Even now I hear someone responding in anger, “Oh! But Hitler and all wicked sinners deserve everything that God will do to them.” Talk about missing the point! My whole point is that when anyone torments, tortures, cruelly kills, or murders those whom he does not like or those who are his enemies, we say that he deserves eternal punishment for being such a heinous person. Yet hellists describe God doing exactly the same thing and instead of decrying this smear on His character, they have the nerve to brand it as “justice.” They do so with no apparent concern for how this  paints of our loving heavenly Father. Such descriptions of God are what drives David Bentley Hart into spasms of justified outrage (and well-deserved pejoratives) in his book against those who so thoughtlessly picture our Father to be like the cruel despots here on earth who have done so much evil.

Someone else will object to this, stating, “But, Ed! God is just!”  YES!  That’s exactly the point! God is just, so He would never, ever act like any of the multitudes of vile tyrants who have filled the world with corpses! I am still waiting for someone to ‘splain to me how unending torture of sentient beings fulfills any idea of just treatment of the guilty. This is even understood by human beings who are broken and corrupted by sin. Laws have been enacted against punishments that go far beyond any reasonability or purpose. If broken, sinful man can come to this realization, how then does the hellist imply that God is any less just in His treatment of those who are diseased with sin? No, the only thing I get in response, like some mindless parrot, is the insistence over and over that God is just. It is a response both thoughtless and innane

“You don’t get it!  Sin must be punished!” Well, yes! Any Universalist worth the name will completely agree with that statement. But a continuous and unending punishment which goes far beyond the necessary repayment for the evil done becomes an evil in itself. It goes beyond punishment and into the realm of tyranny and sadism. More than that, you are showing by making such a statement that you don’t understand the nature of God’s justice. In His justice, the offender makes right what is wrong. A payment in kind is made with the desire that this chastening will create a change of heart in the offender.  This is why the thief is commanded to repay what he stole, with an additional twenty percent added for the loss of the use of the stolen object.

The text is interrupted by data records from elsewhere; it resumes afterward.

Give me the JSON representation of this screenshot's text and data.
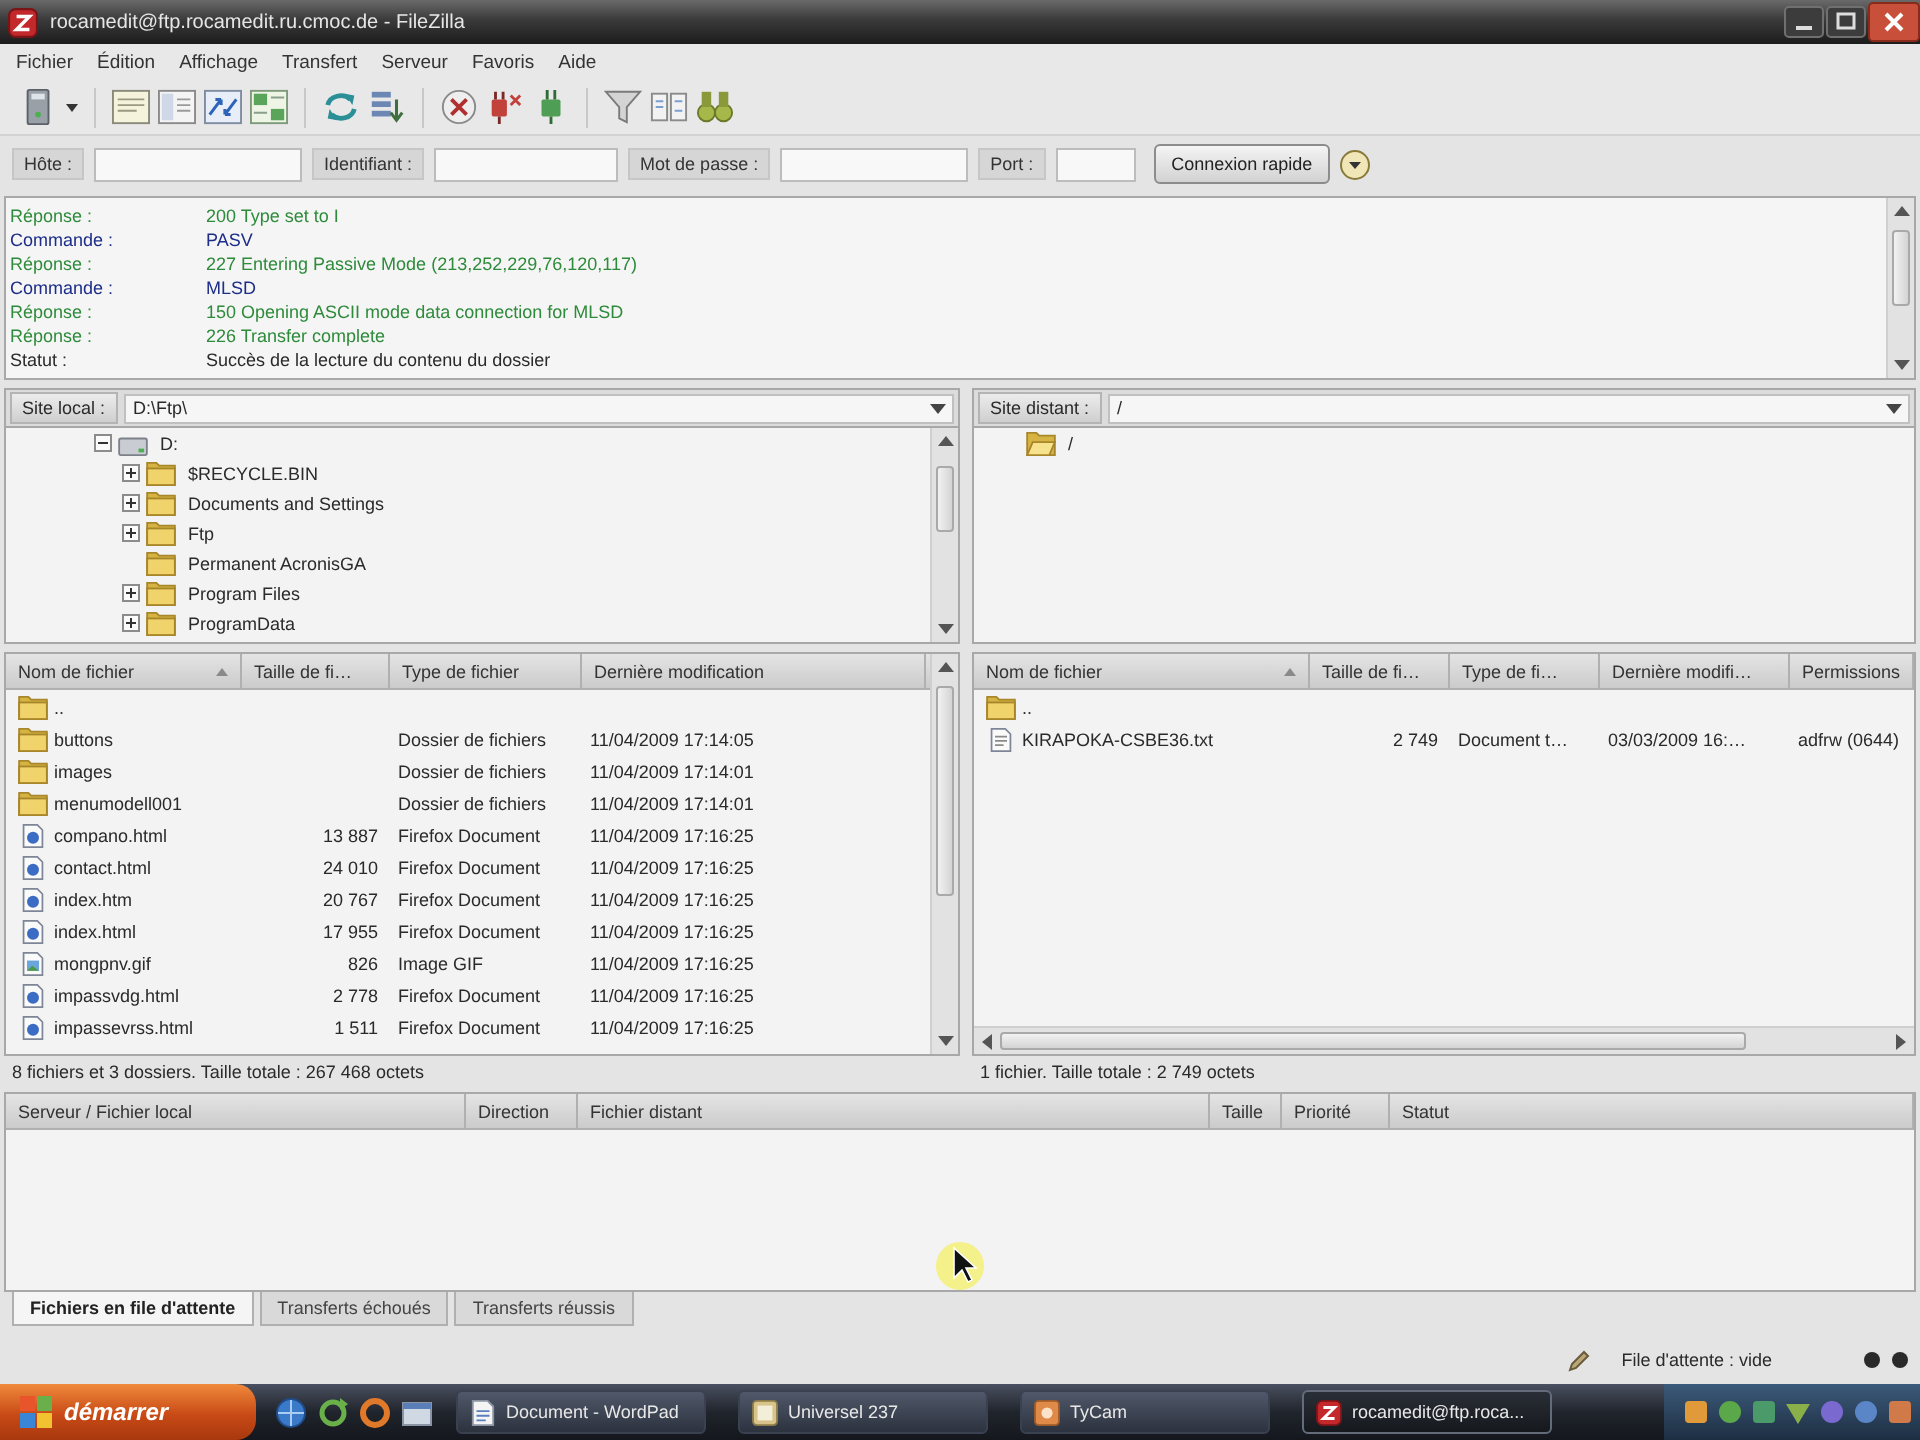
{
  "window": {
    "title": "rocamedit@ftp.rocamedit.ru.cmoc.de - FileZilla"
  },
  "menu": [
    "Fichier",
    "Édition",
    "Affichage",
    "Transfert",
    "Serveur",
    "Favoris",
    "Aide"
  ],
  "quickconnect": {
    "fields": [
      {
        "label": "Hôte :"
      },
      {
        "label": "Identifiant :"
      },
      {
        "label": "Mot de passe :"
      },
      {
        "label": "Port :"
      }
    ],
    "button": "Connexion rapide"
  },
  "log": [
    {
      "kind": "response",
      "label": "Réponse :",
      "text": "200 Type set to I"
    },
    {
      "kind": "command",
      "label": "Commande :",
      "text": "PASV"
    },
    {
      "kind": "response",
      "label": "Réponse :",
      "text": "227 Entering Passive Mode (213,252,229,76,120,117)"
    },
    {
      "kind": "command",
      "label": "Commande :",
      "text": "MLSD"
    },
    {
      "kind": "response",
      "label": "Réponse :",
      "text": "150 Opening ASCII mode data connection for MLSD"
    },
    {
      "kind": "response",
      "label": "Réponse :",
      "text": "226 Transfer complete"
    },
    {
      "kind": "status",
      "label": "Statut :",
      "text": "Succès de la lecture du contenu du dossier"
    }
  ],
  "local": {
    "site_label": "Site local :",
    "path": "D:\\Ftp\\",
    "tree": [
      {
        "label": "D:",
        "kind": "drive",
        "expanded": true,
        "has_children": true,
        "children": [
          {
            "label": "$RECYCLE.BIN",
            "kind": "folder",
            "expanded": false,
            "has_children": true
          },
          {
            "label": "Documents and Settings",
            "kind": "folder",
            "expanded": false,
            "has_children": true
          },
          {
            "label": "Ftp",
            "kind": "folder",
            "expanded": false,
            "has_children": true
          },
          {
            "label": "Permanent AcronisGA",
            "kind": "folder",
            "expanded": false,
            "has_children": false
          },
          {
            "label": "Program Files",
            "kind": "folder",
            "expanded": false,
            "has_children": true
          },
          {
            "label": "ProgramData",
            "kind": "folder",
            "expanded": false,
            "has_children": true
          }
        ]
      }
    ],
    "columns": [
      "Nom de fichier",
      "Taille de fi…",
      "Type de fichier",
      "Dernière modification"
    ],
    "rows": [
      {
        "kind": "parent",
        "name": ".."
      },
      {
        "kind": "folder",
        "name": "buttons",
        "type": "Dossier de fichiers",
        "modified": "11/04/2009 17:14:05"
      },
      {
        "kind": "folder",
        "name": "images",
        "type": "Dossier de fichiers",
        "modified": "11/04/2009 17:14:01"
      },
      {
        "kind": "folder",
        "name": "menumodell001",
        "type": "Dossier de fichiers",
        "modified": "11/04/2009 17:14:01"
      },
      {
        "kind": "html",
        "name": "compano.html",
        "size": "13 887",
        "type": "Firefox Document",
        "modified": "11/04/2009 17:16:25"
      },
      {
        "kind": "html",
        "name": "contact.html",
        "size": "24 010",
        "type": "Firefox Document",
        "modified": "11/04/2009 17:16:25"
      },
      {
        "kind": "html",
        "name": "index.htm",
        "size": "20 767",
        "type": "Firefox Document",
        "modified": "11/04/2009 17:16:25"
      },
      {
        "kind": "html",
        "name": "index.html",
        "size": "17 955",
        "type": "Firefox Document",
        "modified": "11/04/2009 17:16:25"
      },
      {
        "kind": "gif",
        "name": "mongpnv.gif",
        "size": "826",
        "type": "Image GIF",
        "modified": "11/04/2009 17:16:25"
      },
      {
        "kind": "html",
        "name": "impassvdg.html",
        "size": "2 778",
        "type": "Firefox Document",
        "modified": "11/04/2009 17:16:25"
      },
      {
        "kind": "html",
        "name": "impassevrss.html",
        "size": "1 511",
        "type": "Firefox Document",
        "modified": "11/04/2009 17:16:25"
      }
    ],
    "status": "8 fichiers et 3 dossiers. Taille totale : 267 468 octets"
  },
  "remote": {
    "site_label": "Site distant :",
    "path": "/",
    "tree": [
      {
        "label": "/",
        "kind": "folder",
        "expanded": true,
        "has_children": false
      }
    ],
    "columns": [
      "Nom de fichier",
      "Taille de fi…",
      "Type de fi…",
      "Dernière modifi…",
      "Permissions"
    ],
    "rows": [
      {
        "kind": "parent",
        "name": ".."
      },
      {
        "kind": "text",
        "name": "KIRAPOKA-CSBE36.txt",
        "size": "2 749",
        "type": "Document t…",
        "modified": "03/03/2009 16:…",
        "permissions": "adfrw (0644)"
      }
    ],
    "status": "1 fichier. Taille totale : 2 749 octets"
  },
  "queue": {
    "columns": [
      "Serveur / Fichier local",
      "Direction",
      "Fichier distant",
      "Taille",
      "Priorité",
      "Statut"
    ],
    "tabs": [
      {
        "label": "Fichiers en file d'attente",
        "selected": true
      },
      {
        "label": "Transferts échoués",
        "selected": false
      },
      {
        "label": "Transferts réussis",
        "selected": false
      }
    ],
    "status": "File d'attente : vide"
  },
  "taskbar": {
    "start": "démarrer",
    "tasks": [
      {
        "kind": "document",
        "label": "Document - WordPad",
        "selected": false
      },
      {
        "kind": "app",
        "label": "Universel 237",
        "selected": false
      },
      {
        "kind": "image",
        "label": "TyCam",
        "selected": false
      },
      {
        "kind": "filezilla",
        "label": "rocamedit@ftp.roca...",
        "selected": true
      }
    ]
  }
}
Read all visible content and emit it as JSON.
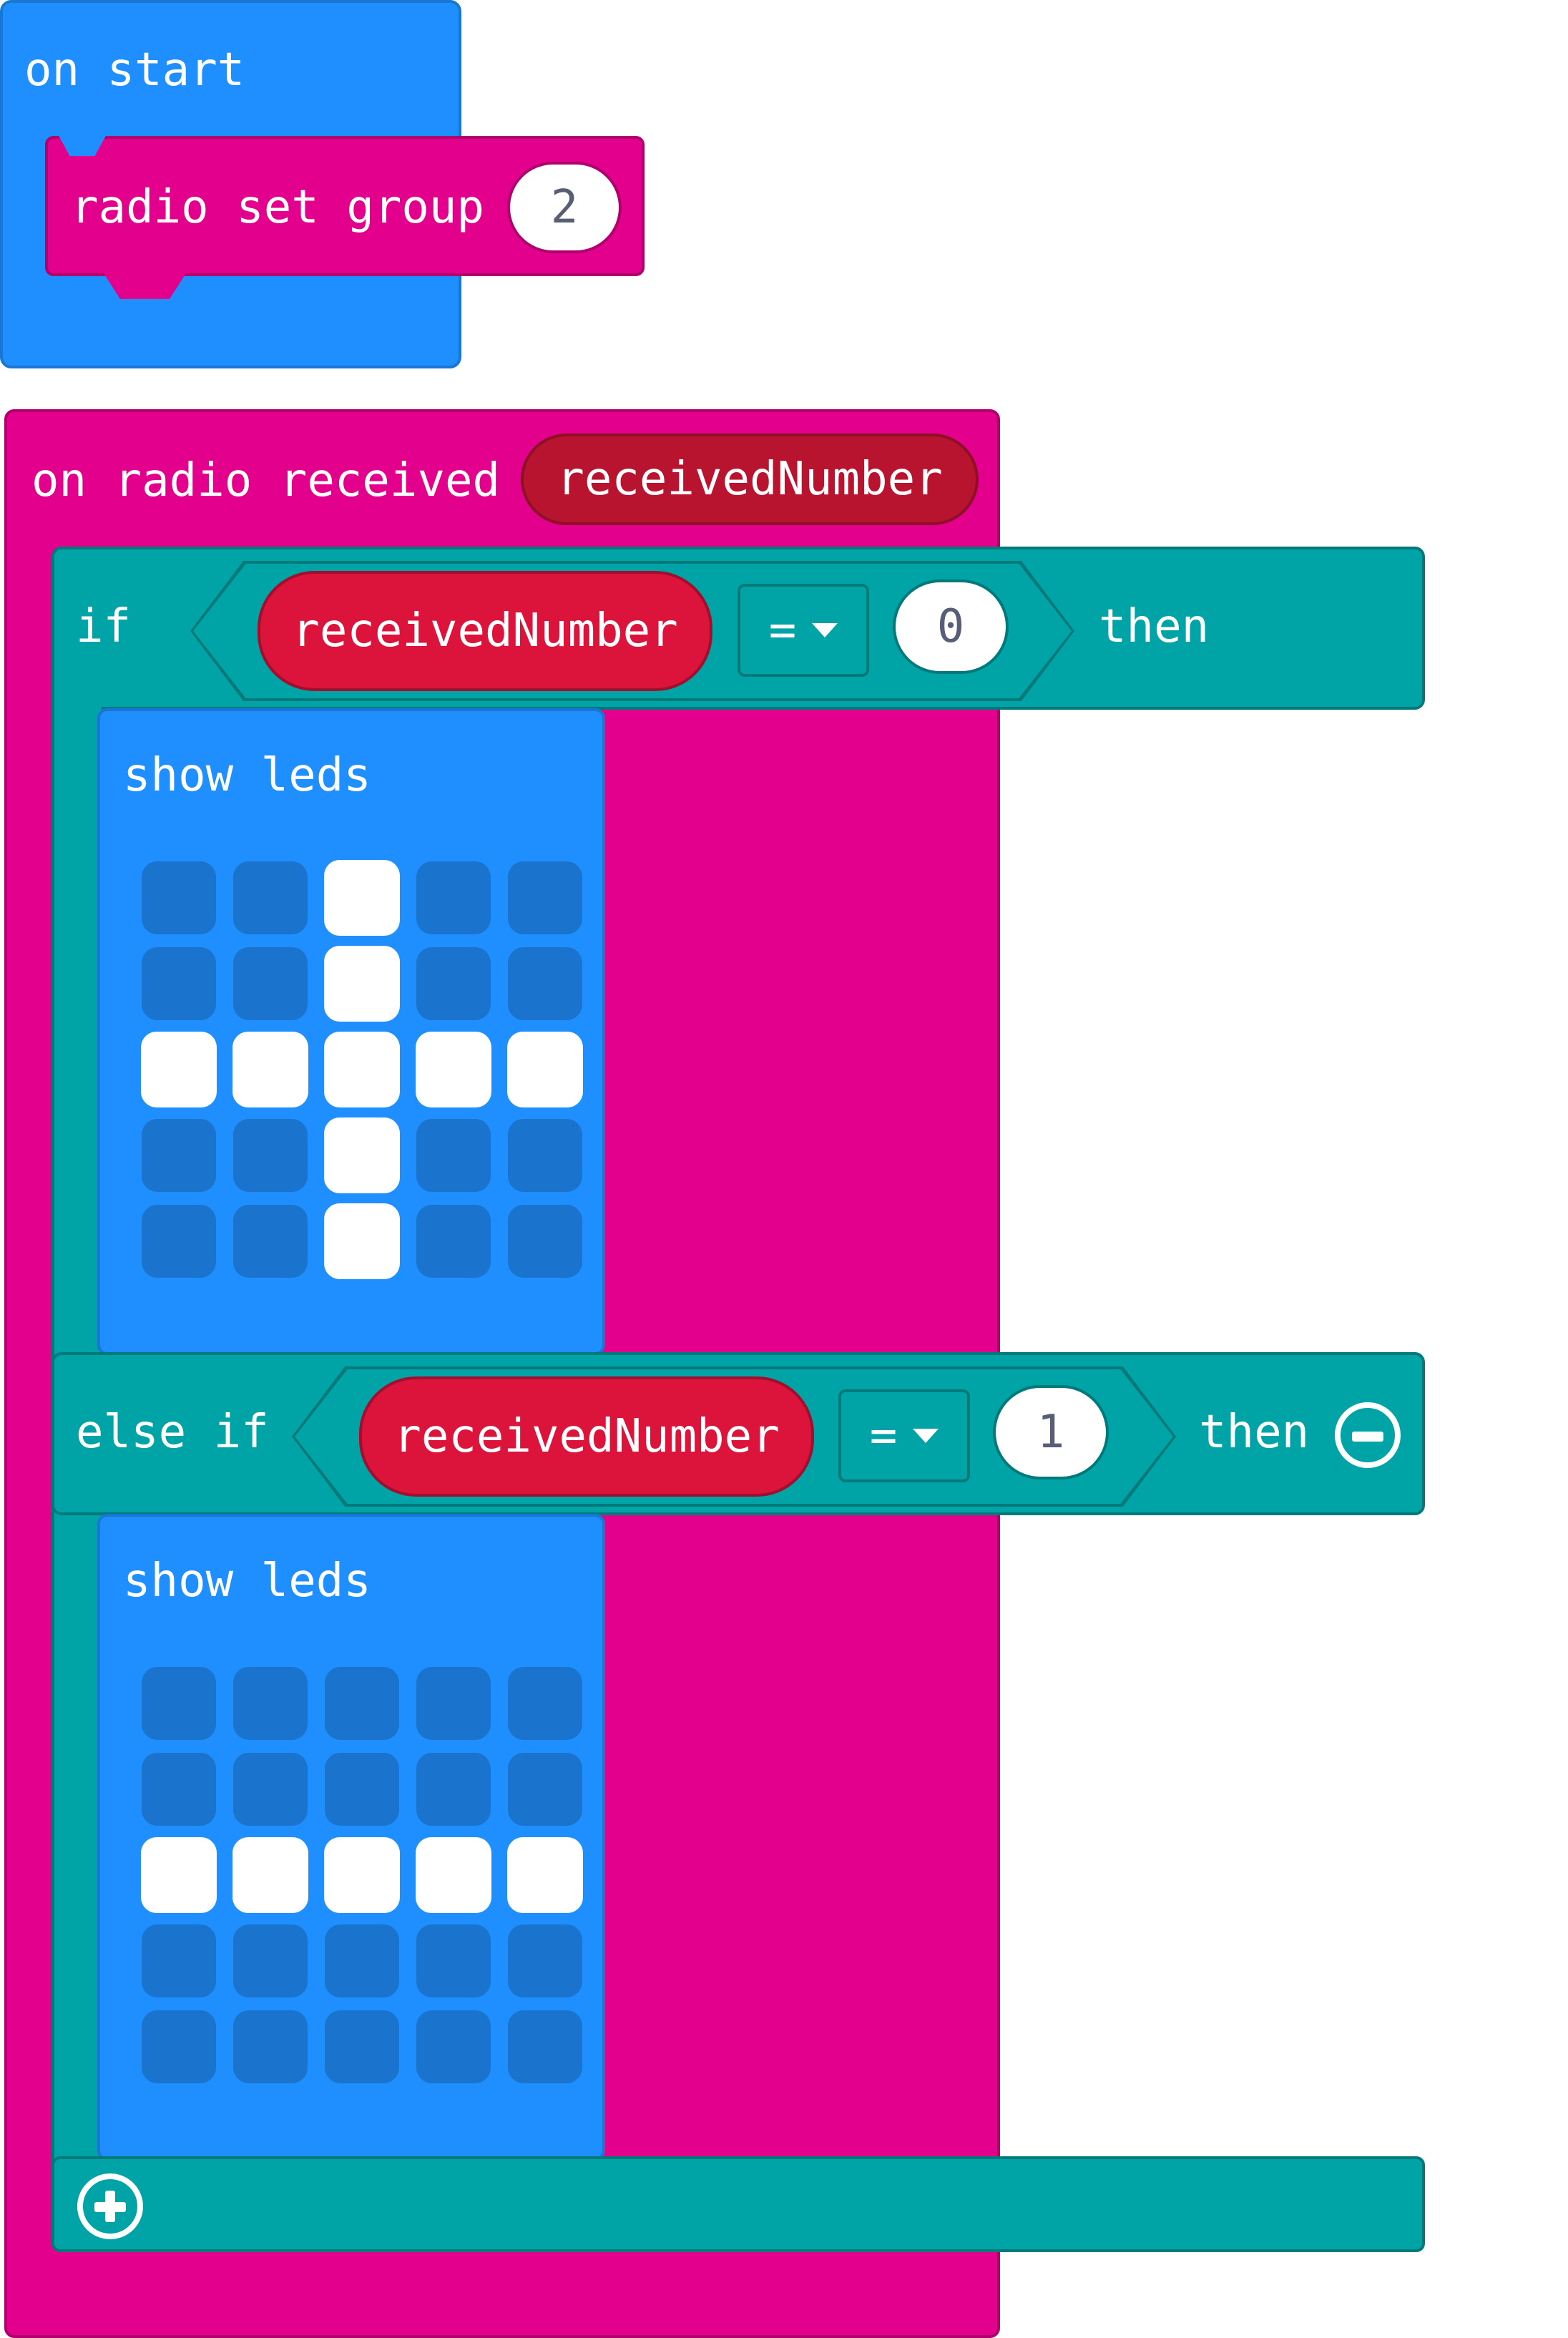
{
  "on_start": {
    "label": "on start",
    "radio_set_group": {
      "label": "radio set group",
      "value": "2"
    }
  },
  "on_radio_received": {
    "label": "on radio received",
    "param": "receivedNumber",
    "if_block": {
      "if_label": "if",
      "condition": {
        "variable": "receivedNumber",
        "operator": "=",
        "value": "0"
      },
      "then_label": "then",
      "show_leds": {
        "label": "show leds",
        "grid": [
          [
            0,
            0,
            1,
            0,
            0
          ],
          [
            0,
            0,
            1,
            0,
            0
          ],
          [
            1,
            1,
            1,
            1,
            1
          ],
          [
            0,
            0,
            1,
            0,
            0
          ],
          [
            0,
            0,
            1,
            0,
            0
          ]
        ]
      }
    },
    "else_if_block": {
      "label": "else if",
      "condition": {
        "variable": "receivedNumber",
        "operator": "=",
        "value": "1"
      },
      "then_label": "then",
      "remove_icon": "minus-circle-icon",
      "show_leds": {
        "label": "show leds",
        "grid": [
          [
            0,
            0,
            0,
            0,
            0
          ],
          [
            0,
            0,
            0,
            0,
            0
          ],
          [
            1,
            1,
            1,
            1,
            1
          ],
          [
            0,
            0,
            0,
            0,
            0
          ],
          [
            0,
            0,
            0,
            0,
            0
          ]
        ]
      }
    },
    "add_icon": "plus-circle-icon"
  },
  "colors": {
    "basic_blue": "#1f8fff",
    "radio_pink": "#e3008c",
    "logic_teal": "#00a4a6",
    "variable_red": "#dc143c",
    "param_dark_red": "#b8142f",
    "led_off": "#1a73cc",
    "led_on": "#ffffff"
  }
}
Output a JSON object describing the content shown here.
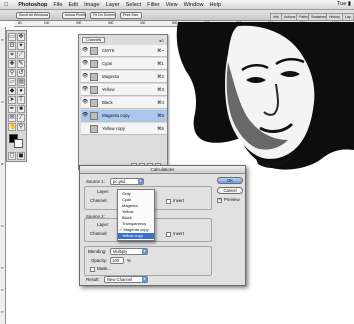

It is payment in kind – lex talionis – not revenge. Hellists simply do not get this!

Why do you think that many of our prisons go by the name “Correctional Institute?” The goal of such incarceration is to correct the person so that they do not continue to do harm to themselves, their families, and society at large. The response to wrong behavior is to corect and change the person. If sinful mankind can do this, if we who are imperfect can seek the restoration of others rather than revenge, is our loving, heavenly Father any less good?

So, following the logic, if becoming like the Father is the description of a saint, then if hell and eternal torment of sentient beings is true, some of them being unbaptized babies as Augustine insisted, then Adolf Hitler was a saint. Hitler simply did to his enemies what hellists insist that God will do to His enemies forever.

 

 

 

 

4 comments

  1. I like your argument from the commands of God, i.e, from what we know is good and evil on earth, to what God must be like. I was thinking of making a similar argument from 1st Corinthians 13 (if I recall correctly, that is the one commonly known as the Love Chapter).

    It is offensive and disturbing how so many people seem to have no regard for how what they say reflects on God’s character, His holiness, or His love, but only for whether something lines up with their prejudices or not.

    I wish only to note that when it comes to “correctional/healing punishment” the fact that God does this in love and wisdom does not entitle or obligate human beings, who lack perfect love, and who even if perfect in charity would still lack the omniscience of God by which He perfectly knows the needs and natures of His creations, to do the same.